Ayer recibí la visita en Urueña de un grupo de músicos iraníes. Los músicos estamos condenados a entendernos. De hecho, no es casualidad que usemos para la música un tipo de grafía casi universal, si exceptuamos, claro está, la costumbre de aquellos pueblos que, todavía hoy, transmiten la música de viva voz sin recurrir a la notación. A los sistemas alfabético y neumático que nos recuerda la historia se impuso definitivamente esa notación pautada cuyas normas permiten reproducir con bastante fidelidad la expresión del autor o la intención del transcriptor de un tema tradicional. Sin embargo, hay cuestiones de fondo en las que todavía no existe acuerdo –y sinceramente espero que no lo haya en beneficio de la diversidad y riqueza de la cultura-. No todas las lenguas coinciden, por ejemplo, en la denominación de la actividad musical; un término que corresponda al concepto que nosotros damos a la palabra música falta en muchas lenguas y dialectos del mundo, donde la producción musical está dividida en varias categorías que podríamos comparar con lo que nosotros denominamos poesía, melodía y danza.

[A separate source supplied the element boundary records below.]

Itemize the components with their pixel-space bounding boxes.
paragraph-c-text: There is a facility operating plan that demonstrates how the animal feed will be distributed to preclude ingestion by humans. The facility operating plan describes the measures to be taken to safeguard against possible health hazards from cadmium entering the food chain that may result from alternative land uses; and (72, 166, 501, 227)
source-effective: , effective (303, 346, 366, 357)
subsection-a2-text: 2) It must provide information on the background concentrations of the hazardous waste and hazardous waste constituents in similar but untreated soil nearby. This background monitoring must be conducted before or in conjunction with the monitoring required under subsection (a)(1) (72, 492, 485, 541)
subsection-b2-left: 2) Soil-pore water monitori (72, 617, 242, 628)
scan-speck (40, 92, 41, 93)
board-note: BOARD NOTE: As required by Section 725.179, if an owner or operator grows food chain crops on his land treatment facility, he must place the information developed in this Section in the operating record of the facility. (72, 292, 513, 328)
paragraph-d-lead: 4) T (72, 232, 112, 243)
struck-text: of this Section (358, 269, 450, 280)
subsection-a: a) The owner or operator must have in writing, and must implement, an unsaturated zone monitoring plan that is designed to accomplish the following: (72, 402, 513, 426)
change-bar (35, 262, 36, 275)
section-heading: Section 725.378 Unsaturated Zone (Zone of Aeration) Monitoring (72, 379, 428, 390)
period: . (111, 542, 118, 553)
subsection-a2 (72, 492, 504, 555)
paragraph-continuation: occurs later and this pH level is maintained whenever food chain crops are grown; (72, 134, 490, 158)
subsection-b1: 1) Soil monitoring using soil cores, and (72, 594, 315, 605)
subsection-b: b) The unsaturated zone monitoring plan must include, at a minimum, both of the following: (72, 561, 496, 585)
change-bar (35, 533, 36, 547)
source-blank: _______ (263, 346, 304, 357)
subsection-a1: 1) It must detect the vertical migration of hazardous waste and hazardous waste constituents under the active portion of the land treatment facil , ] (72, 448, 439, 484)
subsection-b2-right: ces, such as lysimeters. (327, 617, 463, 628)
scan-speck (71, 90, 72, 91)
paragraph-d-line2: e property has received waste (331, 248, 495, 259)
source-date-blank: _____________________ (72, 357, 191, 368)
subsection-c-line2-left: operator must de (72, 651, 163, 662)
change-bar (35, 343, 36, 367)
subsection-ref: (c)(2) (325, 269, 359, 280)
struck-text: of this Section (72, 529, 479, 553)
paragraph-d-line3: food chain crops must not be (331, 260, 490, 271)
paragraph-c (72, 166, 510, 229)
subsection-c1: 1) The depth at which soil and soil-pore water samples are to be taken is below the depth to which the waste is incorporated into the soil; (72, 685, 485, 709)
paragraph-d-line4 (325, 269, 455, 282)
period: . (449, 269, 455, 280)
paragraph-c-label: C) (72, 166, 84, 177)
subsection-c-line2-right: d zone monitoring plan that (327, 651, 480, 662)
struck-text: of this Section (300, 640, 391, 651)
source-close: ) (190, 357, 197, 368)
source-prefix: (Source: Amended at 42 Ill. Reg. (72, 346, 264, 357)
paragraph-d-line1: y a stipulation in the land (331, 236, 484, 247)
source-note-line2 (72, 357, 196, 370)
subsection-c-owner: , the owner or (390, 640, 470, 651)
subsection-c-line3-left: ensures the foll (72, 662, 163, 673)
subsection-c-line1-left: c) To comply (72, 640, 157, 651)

Pues bien, al estudio de unas leyes generales que permitan conocer mejor los procesos creativos y su normativa, contribuyen sin duda reuniones como la convocada este año en Olmedo, que ha servido para poder contrastar opiniones de intérpretes, de compositores, de historiadores de la música, de etnomusicólogos y de aficionados a la cultura tradicional que habrán podido comprobar que, en el fondo, tampoco estamos tan lejos del concepto global con que se conoce a la música en otras latitudes, y que reune en una sola idea aquello que nos mueve por dentro y por fuera. Es decir la poesía, el sonido y la danza.
Lo que nos ha reunido en Olmedo estos días es, y se refleja en el título de la convocatoria, conseguir que los antiguos instrumentos canten con voz propia y novedosa; que la música nueva suene en instrumentos antiguos. El experimento no es inédito aunque a día de hoy es sorprendentemente inusual. Hay que agradecer vivamente a quienes lo han conseguido y también a quienes han hecho posible que la voz de la tradición tenga un eco actual.